Seseorang yang merasa terhina dengan sebutan tersebut berarti tidak memahami kafir menurut terminologi Islam. Karena kalau dia memahami istilah tersebut, hal itu justru menjadikan dia merasa tidak sama sekali dihinakan.
Kata kafir dan derivasinya terulang ratusan kali dalam al-Qur'an. Sebagaimana salah satu firman Allah Ta'ala, dalam surat at-Taghabun ayat 2, yang artinya:
"Dialah yang menciptakan kamu, lalu diantara kamu ada yang kafir dan diantara kamu (juga) ada yang mukmin. Dan Allah Maha Melihat apa yang kamu kerjakan."
Upaya-upaya kaum sekuler-pluralis-liberal(sepilis) untuk merusak Islam dengan semakin berani mengotak-atik ayat Allah Ta'ala, akan terus terjadi sepanjang rezim sekuler dengan sistem demokrasinya berkuasa di tengah-tengah umat.
Kata kafir dipermasalahkan, namun label "teroris", "radikal", "intoleran", "mengancam NKRI", dan lain-lain, hanya karena menolak pemimpin kafir, ingin menerapkan syariah Islam secara kaffah, anti terhadap neo-liberalisme, atau menyerukan Khilafah, tidak dipermasalahkan.
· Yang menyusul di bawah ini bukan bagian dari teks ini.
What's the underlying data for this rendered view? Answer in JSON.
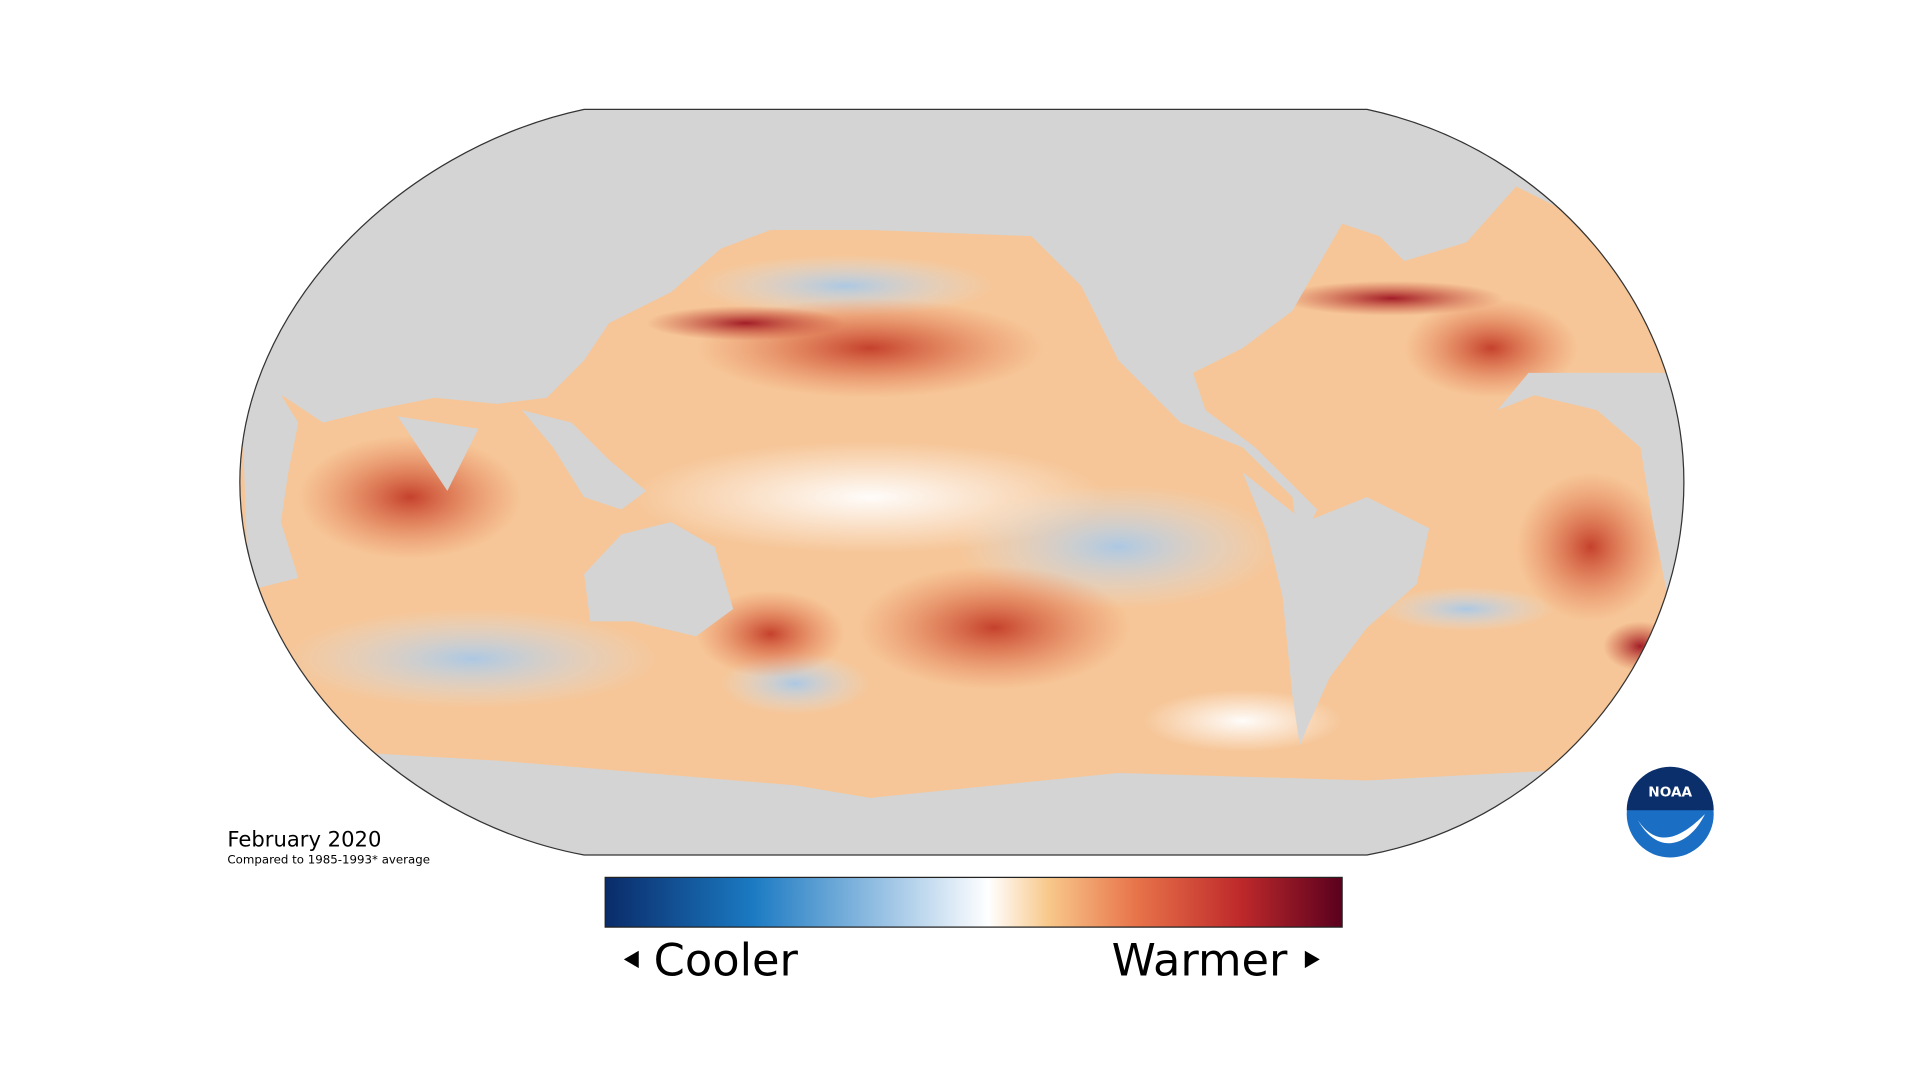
{
  "title": "February 2020",
  "subtitle": "Compared to 1985-1993* average",
  "legend": {
    "low": "Cooler",
    "high": "Warmer"
  },
  "logo": "NOAA"
}
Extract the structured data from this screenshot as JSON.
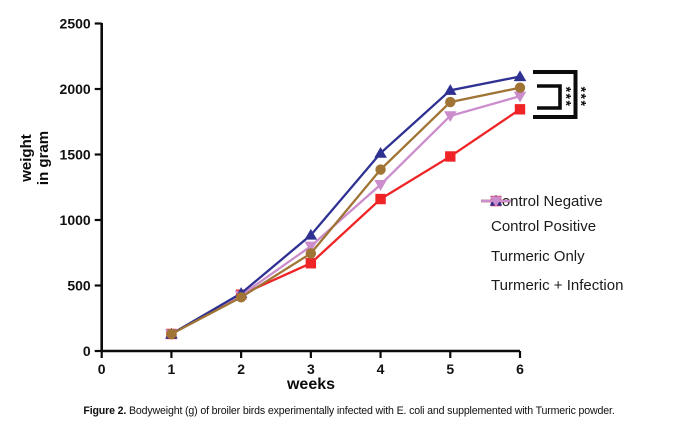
{
  "figure": {
    "caption_label": "Figure 2.",
    "caption_text": "Bodyweight (g) of broiler birds experimentally infected with E. coli and supplemented with Turmeric powder."
  },
  "axes": {
    "xlabel": "weeks",
    "ylabel_lines": [
      "weight",
      "in gram"
    ]
  },
  "chart_data": {
    "type": "line",
    "title": "",
    "xlabel": "weeks",
    "ylabel": "weight in gram",
    "x": [
      1,
      2,
      3,
      4,
      5,
      6
    ],
    "xlim": [
      0,
      6
    ],
    "ylim": [
      0,
      2500
    ],
    "xticks": [
      "0",
      "1",
      "2",
      "3",
      "4",
      "5",
      "6"
    ],
    "yticks": [
      "0",
      "500",
      "1000",
      "1500",
      "2000",
      "2500"
    ],
    "grid": false,
    "legend_position": "inside-right",
    "series": [
      {
        "name": "Control Negative",
        "color": "#9F7434",
        "marker": "circle",
        "values": [
          130,
          410,
          745,
          1385,
          1900,
          2010
        ]
      },
      {
        "name": "Control Positive",
        "color": "#EE2426",
        "marker": "square",
        "values": [
          130,
          430,
          670,
          1160,
          1485,
          1845
        ]
      },
      {
        "name": "Turmeric Only",
        "color": "#2E3192",
        "marker": "triangle-up",
        "values": [
          130,
          440,
          885,
          1510,
          1990,
          2095
        ]
      },
      {
        "name": "Turmeric + Infection",
        "color": "#CC8DCC",
        "marker": "triangle-down",
        "values": [
          130,
          425,
          800,
          1270,
          1795,
          1945
        ]
      }
    ],
    "significance": [
      {
        "label": "***",
        "between": [
          "Control Negative",
          "Control Positive"
        ]
      },
      {
        "label": "***",
        "between": [
          "Turmeric Only",
          "Control Positive"
        ]
      }
    ]
  }
}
Untuk mencegah berkembangnya paham dan gerakan sepilis yang melawan Islam, saatnya mencampakkan sistem selain Islam yang telah terbukti mendatangkan musibah demi musibah. Sudah saatnya kembali pada syariah Islam yang berasal dari Allah Ta'ala.
Hal itu hanya bisa diwujudkan dibawah sistem yang dicontohkan dan ditinggalkan oleh Nabi shallallahu 'alaihi wasallam, lalu dilanjutkan oleh Khulafaur Rasyidin dan generasi selanjutnya. Itulah sistem Khilafah Rasyidah yang mengikuti manhaj kenabian. Inilah yang harus diperjuangkan oleh seluruh umat Islam.